Operator proof 01 / Leads
The useful part was knowing when not to send.
Generating a friendly text is easy. The real job is deciding whether the system has the right to send one - and proving what happened afterward.
The test
I built a fictional HVAC intake fixture with six cases: one valid urgent request and five conditions that should stop or escalate the workflow. The operator could normalize, deduplicate, check consent, and classify automatically. It could not contact anyone without approval.
One eligible lead
Matched service, territory, consent, urgency, and deduplication rules.

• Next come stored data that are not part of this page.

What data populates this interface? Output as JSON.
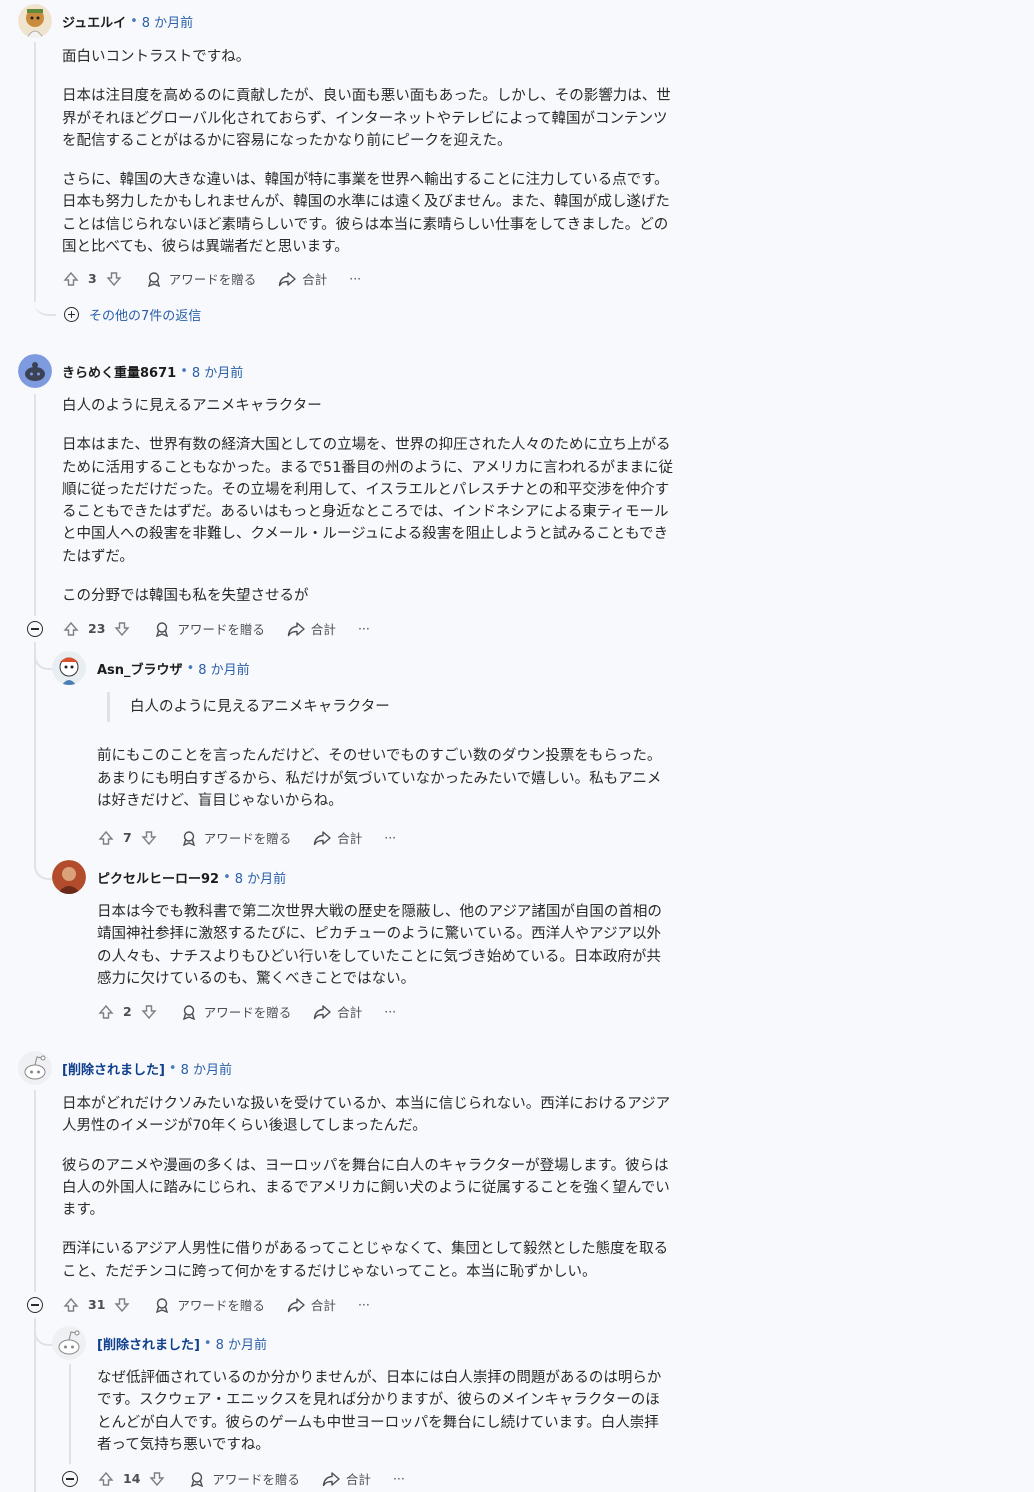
{
  "actions": {
    "award": "アワードを贈る",
    "share": "合計",
    "more": "···"
  },
  "thread": {
    "c1": {
      "author": "ジュエルイ",
      "time": "8 か月前",
      "p1": "面白いコントラストですね。",
      "p2": "日本は注目度を高めるのに貢献したが、良い面も悪い面もあった。しかし、その影響力は、世界がそれほどグローバル化されておらず、インターネットやテレビによって韓国がコンテンツを配信することがはるかに容易になったかなり前にピークを迎えた。",
      "p3": "さらに、韓国の大きな違いは、韓国が特に事業を世界へ輸出することに注力している点です。日本も努力したかもしれませんが、韓国の水準には遠く及びません。また、韓国が成し遂げたことは信じられないほど素晴らしいです。彼らは本当に素晴らしい仕事をしてきました。どの国と比べても、彼らは異端者だと思います。",
      "votes": "3",
      "more_replies": "その他の7件の返信"
    },
    "c2": {
      "author": "きらめく重量8671",
      "time": "8 か月前",
      "p1": "白人のように見えるアニメキャラクター",
      "p2": "日本はまた、世界有数の経済大国としての立場を、世界の抑圧された人々のために立ち上がるために活用することもなかった。まるで51番目の州のように、アメリカに言われるがままに従順に従っただけだった。その立場を利用して、イスラエルとパレスチナとの和平交渉を仲介することもできたはずだ。あるいはもっと身近なところでは、インドネシアによる東ティモールと中国人への殺害を非難し、クメール・ルージュによる殺害を阻止しようと試みることもできたはずだ。",
      "p3": "この分野では韓国も私を失望させるが",
      "votes": "23"
    },
    "c3": {
      "author": "Asn_ブラウザ",
      "time": "8 か月前",
      "quote": "白人のように見えるアニメキャラクター",
      "p1": "前にもこのことを言ったんだけど、そのせいでものすごい数のダウン投票をもらった。あまりにも明白すぎるから、私だけが気づいていなかったみたいで嬉しい。私もアニメは好きだけど、盲目じゃないからね。",
      "votes": "7"
    },
    "c4": {
      "author": "ピクセルヒーロー92",
      "time": "8 か月前",
      "p1": "日本は今でも教科書で第二次世界大戦の歴史を隠蔽し、他のアジア諸国が自国の首相の靖国神社参拝に激怒するたびに、ピカチューのように驚いている。西洋人やアジア以外の人々も、ナチスよりもひどい行いをしていたことに気づき始めている。日本政府が共感力に欠けているのも、驚くべきことではない。",
      "votes": "2"
    },
    "c5": {
      "author": "[削除されました]",
      "time": "8 か月前",
      "p1": "日本がどれだけクソみたいな扱いを受けているか、本当に信じられない。西洋におけるアジア人男性のイメージが70年くらい後退してしまったんだ。",
      "p2": "彼らのアニメや漫画の多くは、ヨーロッパを舞台に白人のキャラクターが登場します。彼らは白人の外国人に踏みにじられ、まるでアメリカに飼い犬のように従属することを強く望んでいます。",
      "p3": "西洋にいるアジア人男性に借りがあるってことじゃなくて、集団として毅然とした態度を取ること、ただチンコに跨って何かをするだけじゃないってこと。本当に恥ずかしい。",
      "votes": "31"
    },
    "c6": {
      "author": "[削除されました]",
      "time": "8 か月前",
      "p1": "なぜ低評価されているのか分かりませんが、日本には白人崇拝の問題があるのは明らかです。スクウェア・エニックスを見れば分かりますが、彼らのメインキャラクターのほとんどが白人です。彼らのゲームも中世ヨーロッパを舞台にし続けています。白人崇拝者って気持ち悪いですね。",
      "votes": "14"
    }
  },
  "colors": {
    "link": "#2a5fa8",
    "thread_line": "#dfe3e8",
    "background": "#f7f9fc"
  },
  "icons": [
    "upvote-icon",
    "downvote-icon",
    "award-icon",
    "share-icon",
    "collapse-icon",
    "expand-icon"
  ]
}
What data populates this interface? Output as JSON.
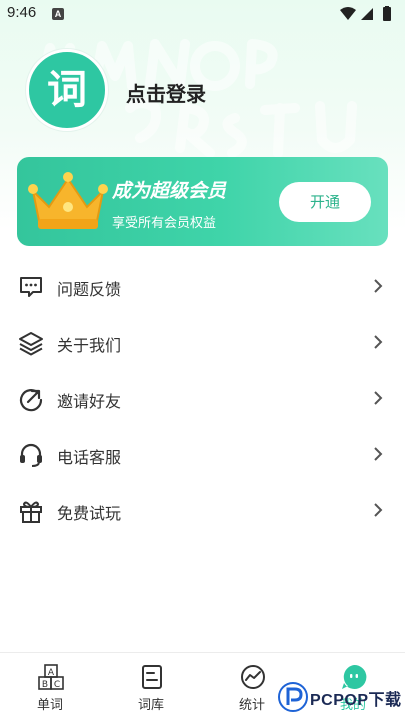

The system prepared an approval packet instead of sending.
A bounded approval
The packet included consent provenance, exact message, reason, payload hash, expiry, remaining cap, and the stop rule.
Five correct non-actions
Duplicate lead
Blocked before contact.
Suppressed contact
Blocked by the contact policy.
Out of territory
Escalated without contact.
Malformed record
Quarantined for review.
Emergency phrase
Escalated without an automated response.
"Done" required an outside receipt
After a fictional owner approved one dry-run message, the simulated executor returned a provider-style ID. A separate fixture reader then checked the destination disposition. Only after both matched did the receipt become verified.
What this proves
A bounded mechanism can observe, decide, ask, act inside a cap, verify, and report. It also shows why an unknown send must freeze instead of retrying blindly.
It does not prove production delivery, conversion lift, response speed, revenue, or reliability. KaiCalls contains real intake and follow-up infrastructure, but production behavior depends on each business's configuration and active workers.